Varenna (Lecco), 20 agosto 2019 - Ancora una mattinata di disagi per i pendolari sulla linea Milano-Tirano. Questa volta a causare ritardi, anche di oltre un’ora, non è stato un guasto o un problema tecnico, ma la presenza di un uomo che vagava sui binari, un passeggero senza biglietto che voleva protestare per essere stato fatto scendere a Varenna. «Disagi e ritardi sulla linea Tirano– Milano a causa della presenza di estranei sulla sede ferroviaria», ha infatti segnalato il sito istituzionale di Trenord ieri mattina attorno alle 8.50, quando il treno 5258 in partenza da Lecco alle 8.15 e diretto a Colico è rimasto fermo in prossimità della stazione di Fiumelatte per la presenza di una persona, vagante sulla sede ferroviaria.

L’uomo è stato avvistato dal macchinista e immediatamente il convoglio è stato fermato e la linea è rimasta bloccata per un’ora. Avvisati dell’accaduto, sono intervenuti i Carabinieri di Bellano e gli agenti della Polizia ferroviaria, che hanno raggiunto l’individuo in galleria e lo hanno scortato lontano dai binari. Inevitabili le ripercussioni su tutta la tratta con stime di ritardi fino ad 80 minuti. La circolazione è poi lentamente tornata alla normalità a partire dalle 10.10, quando gli inquirenti, dopo aver fatto allontanare l’uomo dai binari, hanno terminato tutti gli accertamenti del caso. L’uomo nelle prossime ore verrà segnalato all’autorità giudiziaria per interruzione di pubblico servizio. Pare si tratti di un cittadino nigeriano che, senza biglietto, era stato fatto scendere dal convoglio.
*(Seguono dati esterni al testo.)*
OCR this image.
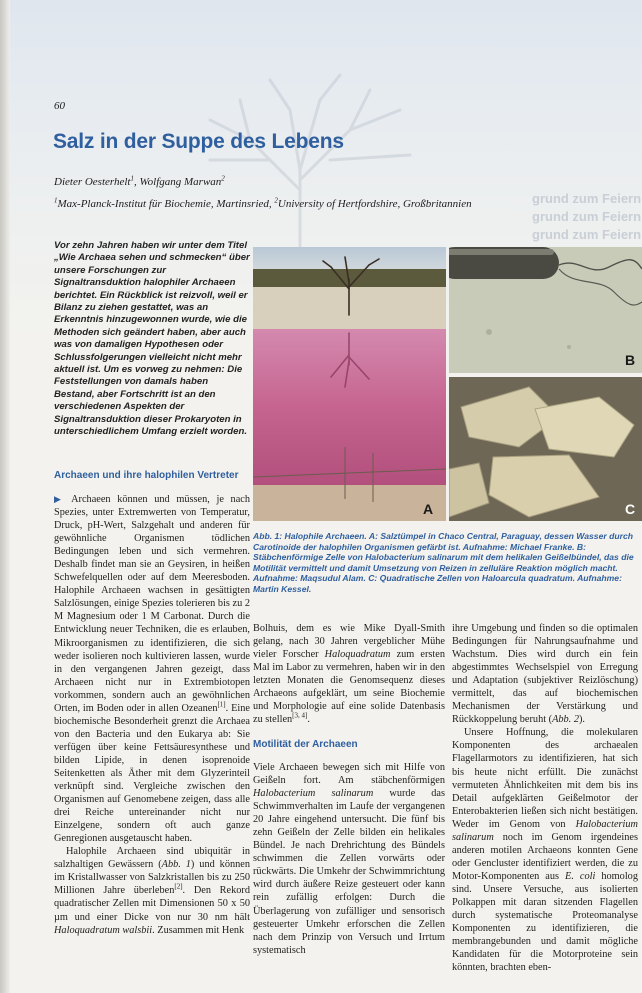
grund zum Feiern
grund zum Feiern
grund zum Feiern
60
Salz in der Suppe des Lebens
Dieter Oesterhelt$^1$, Wolfgang Marwan$^2$
$^1$Max-Planck-Institut für Biochemie, Martinsried, $^2$University of Hertfordshire, Großbritannien
Vor zehn Jahren haben wir unter dem Titel „Wie Archaea sehen und schmecken“ über unsere Forschungen zur Signaltransduktion halophiler Archaeen berichtet. Ein Rückblick ist reizvoll, weil er Bilanz zu ziehen gestattet, was an Erkenntnis hinzugewonnen wurde, wie die Methoden sich geändert haben, aber auch was von damaligen Hypothesen oder Schlussfolgerungen vielleicht nicht mehr aktuell ist. Um es vorweg zu nehmen: Die Feststellungen von damals haben Bestand, aber Fortschritt ist an den verschiedenen Aspekten der Signaltransduktion dieser Prokaryoten in unterschiedlichem Umfang erzielt worden.
Archaeen und ihre halophilen Vertreter

▶ Archaeen können und müssen, je nach Spezies, unter Extremwerten von Temperatur, Druck, pH-Wert, Salzgehalt und anderen für gewöhnliche Organismen tödlichen Bedingungen leben und sich vermehren. Deshalb findet man sie an Geysiren, in heißen Schwefelquellen oder auf dem Meeresboden. Halophile Archaeen wachsen in gesättigten Salzlösungen, einige Spezies tolerieren bis zu 2 M Magnesium oder 1 M Carbonat. Durch die Entwicklung neuer Techniken, die es erlauben, Mikroorganismen zu identifizieren, die sich weder isolieren noch kultivieren lassen, wurde in den vergangenen Jahren gezeigt, dass Archaeen nicht nur in Extrembiotopen vorkommen, sondern auch an gewöhnlichen Orten, im Boden oder in allen Ozeanen[1]. Eine biochemische Besonderheit grenzt die Archaea von den Bacteria und den Eukarya ab: Sie verfügen über keine Fettsäuresynthese und bilden Lipide, in denen isoprenoide Seitenketten als Äther mit dem Glyzerinteil verknüpft sind. Vergleiche zwischen den Organismen auf Genomebene zeigen, dass alle drei Reiche untereinander nicht nur Einzelgene, sondern oft auch ganze Genregionen ausgetauscht haben.

Halophile Archaeen sind ubiquitär in salzhaltigen Gewässern (Abb. 1) und können im Kristallwasser von Salzkristallen bis zu 250 Millionen Jahre überleben[2]. Den Rekord quadratischer Zellen mit Dimensionen 50 x 50 µm und einer Dicke von nur 30 nm hält Haloquadratum walsbii. Zusammen mit Henk

A
B
C
Abb. 1: Halophile Archaeen. A: Salztümpel in Chaco Central, Paraguay, dessen Wasser durch Carotinoide der halophilen Organismen gefärbt ist. Aufnahme: Michael Franke. B: Stäbchenförmige Zelle von Halobacterium salinarum mit dem helikalen Geißelbündel, das die Motilität vermittelt und damit Umsetzung von Reizen in zelluläre Reaktion möglich macht. Aufnahme: Maqsudul Alam. C: Quadratische Zellen von Haloarcula quadratum. Aufnahme: Martin Kessel.

Bolhuis, dem es wie Mike Dyall-Smith gelang, nach 30 Jahren vergeblicher Mühe vieler Forscher Haloquadratum zum ersten Mal im Labor zu vermehren, haben wir in den letzten Monaten die Genomsequenz dieses Archaeons aufgeklärt, um seine Biochemie und Morphologie auf eine solide Datenbasis zu stellen[3, 4].

Motilität der Archaeen

Viele Archaeen bewegen sich mit Hilfe von Geißeln fort. Am stäbchenförmigen Halobacterium salinarum wurde das Schwimmverhalten im Laufe der vergangenen 20 Jahre eingehend untersucht. Die fünf bis zehn Geißeln der Zelle bilden ein helikales Bündel. Je nach Drehrichtung des Bündels schwimmen die Zellen vorwärts oder rückwärts. Die Umkehr der Schwimmrichtung wird durch äußere Reize gesteuert oder kann rein zufällig erfolgen: Durch die Überlagerung von zufälliger und sensorisch gesteuerter Umkehr erforschen die Zellen nach dem Prinzip von Versuch und Irrtum systematisch

ihre Umgebung und finden so die optimalen Bedingungen für Nahrungsaufnahme und Wachstum. Dies wird durch ein fein abgestimmtes Wechselspiel von Erregung und Adaptation (subjektiver Reizlöschung) vermittelt, das auf biochemischen Mechanismen der Verstärkung und Rückkoppelung beruht (Abb. 2).

Unsere Hoffnung, die molekularen Komponenten des archaealen Flagellarmotors zu identifizieren, hat sich bis heute nicht erfüllt. Die zunächst vermuteten Ähnlichkeiten mit dem bis ins Detail aufgeklärten Geißelmotor der Enterobakterien ließen sich nicht bestätigen. Weder im Genom von Halobacterium salinarum noch im Genom irgendeines anderen motilen Archaeons konnten Gene oder Gencluster identifiziert werden, die zu Motor-Komponenten aus E. coli homolog sind. Unsere Versuche, aus isolierten Polkappen mit daran sitzenden Flagellen durch systematische Proteomanalyse Komponenten zu identifizieren, die membrangebunden und damit mögliche Kandidaten für die Motorproteine sein könnten, brachten eben-
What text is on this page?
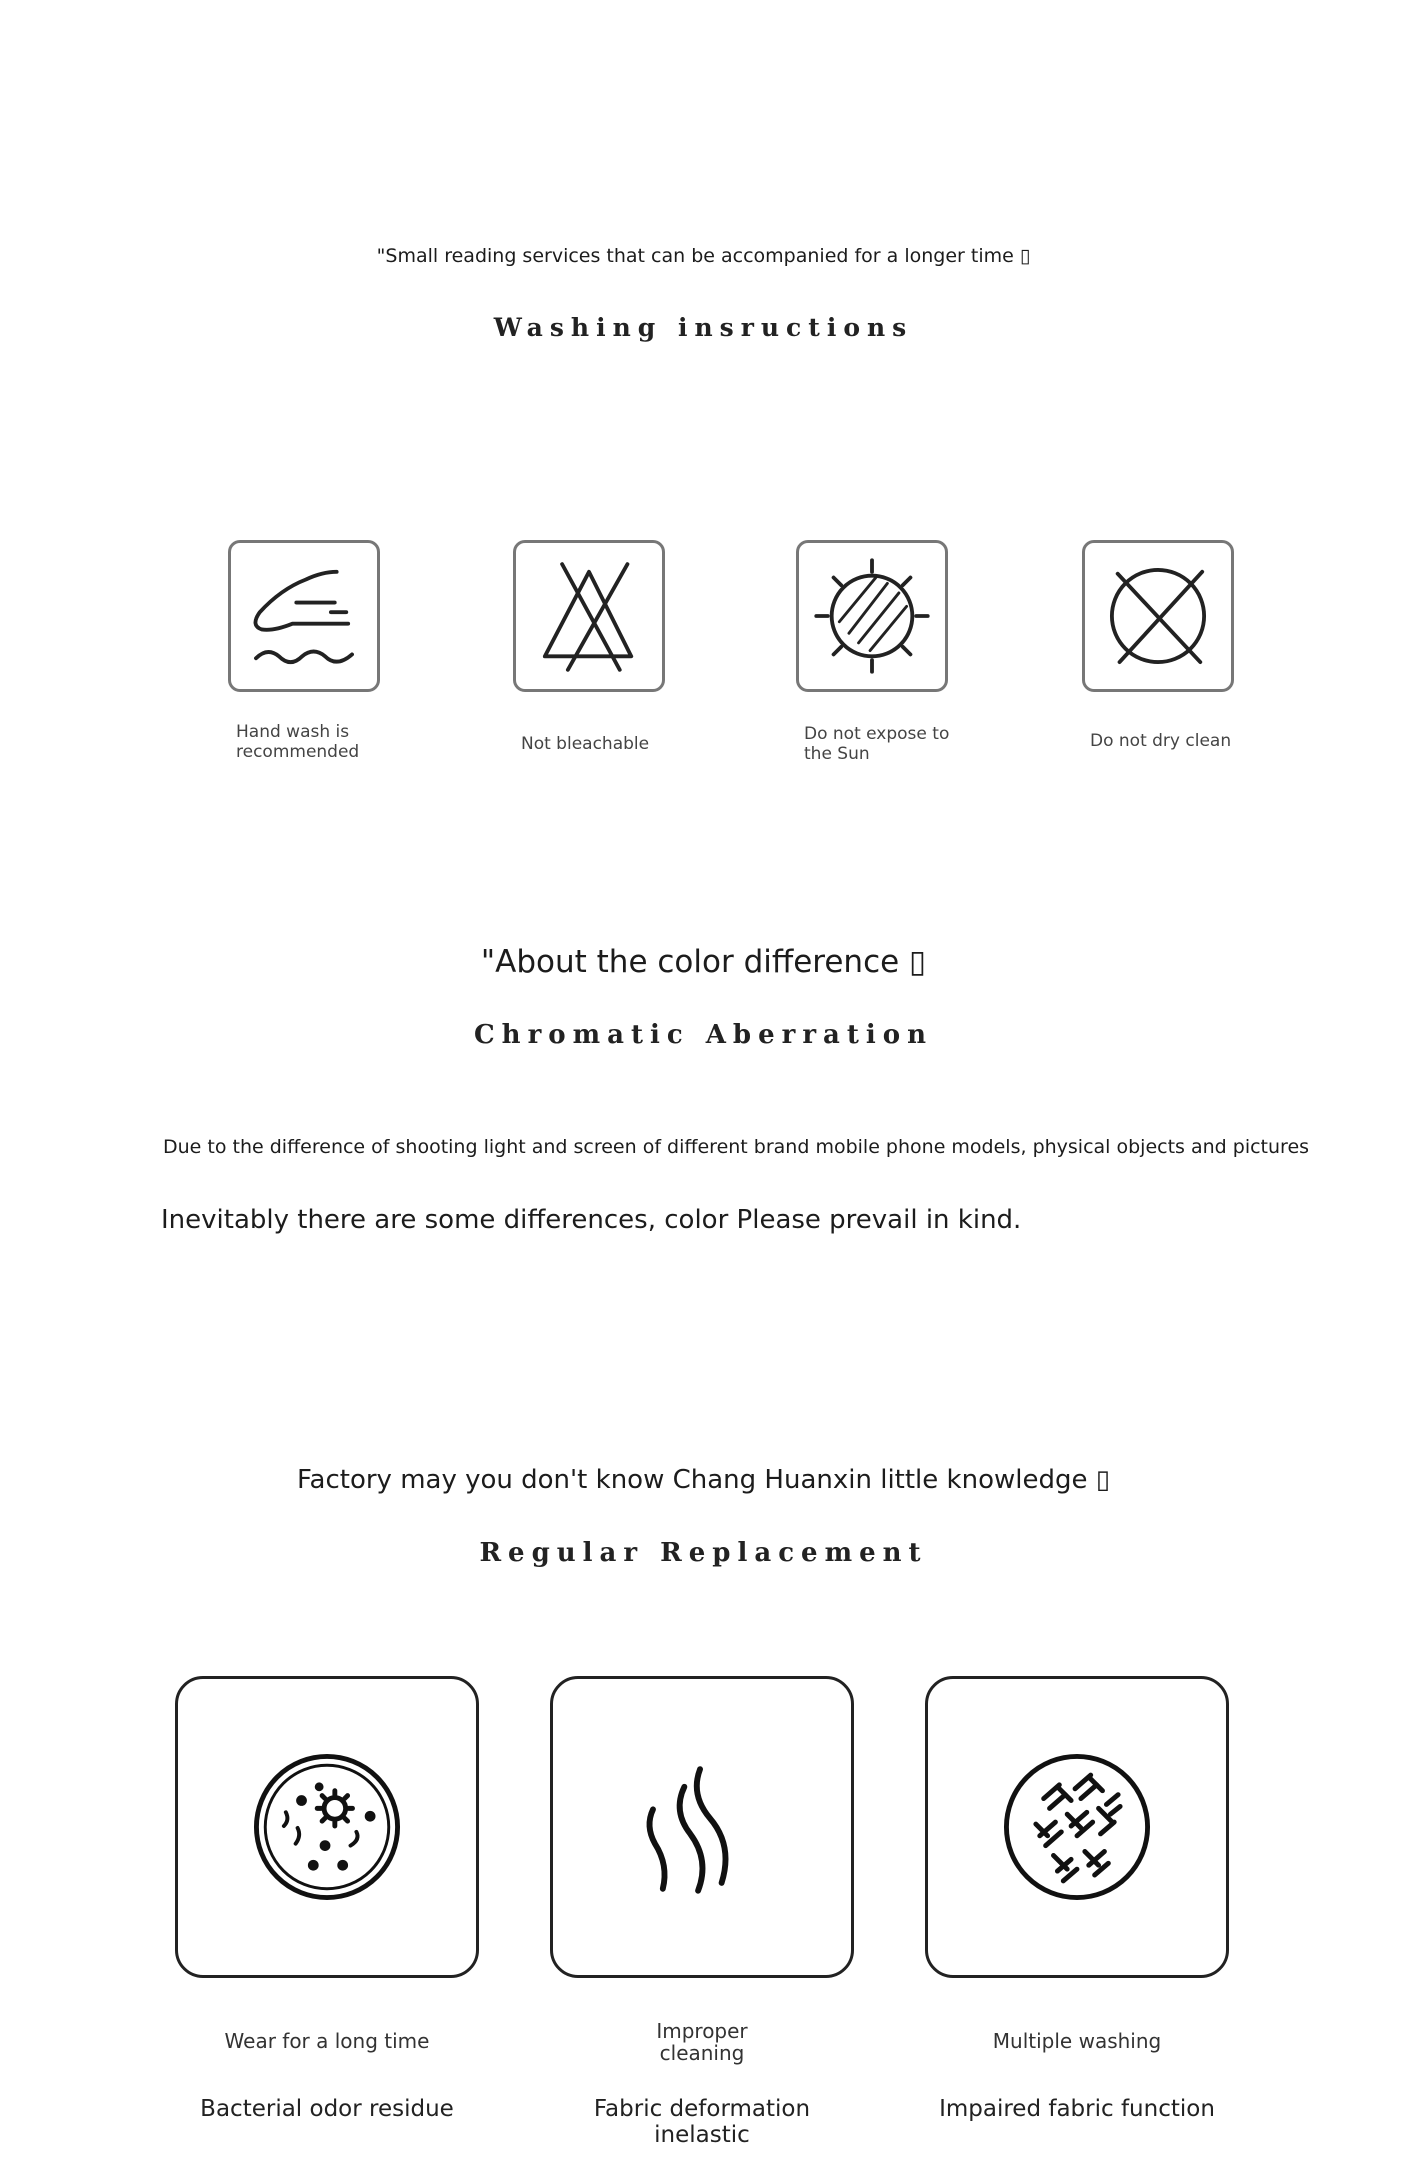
"Small reading services that can be accompanied for a longer time ▯
Washing insructions
Hand wash is
recommended	Not bleachable	Do not expose to
the Sun
Do not dry clean
"About the color difference ▯
Chromatic Aberration
Due to the difference of shooting light and screen of different brand mobile phone models, physical objects and pictures
Inevitably there are some differences, color Please prevail in kind.
Factory may you don't know Chang Huanxin little knowledge ▯
Regular Replacement
Wear for a long time
Bacterial odor residue
Improper
cleaning
Fabric deformation inelastic
Multiple washing
Impaired fabric function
Per protesta ha così iniziato a passeggiare sui binari. E come se non bastasse altri ritardi e disagi si sono registrati, sempre ieri mattina, a seguito di un guasto agli impianti che regolano la circolazione ferroviaria, nella stazione di Monza. I tecnici sono presto intervenuti per risolvere il guasto ma i ritardi si sono fatti sentire.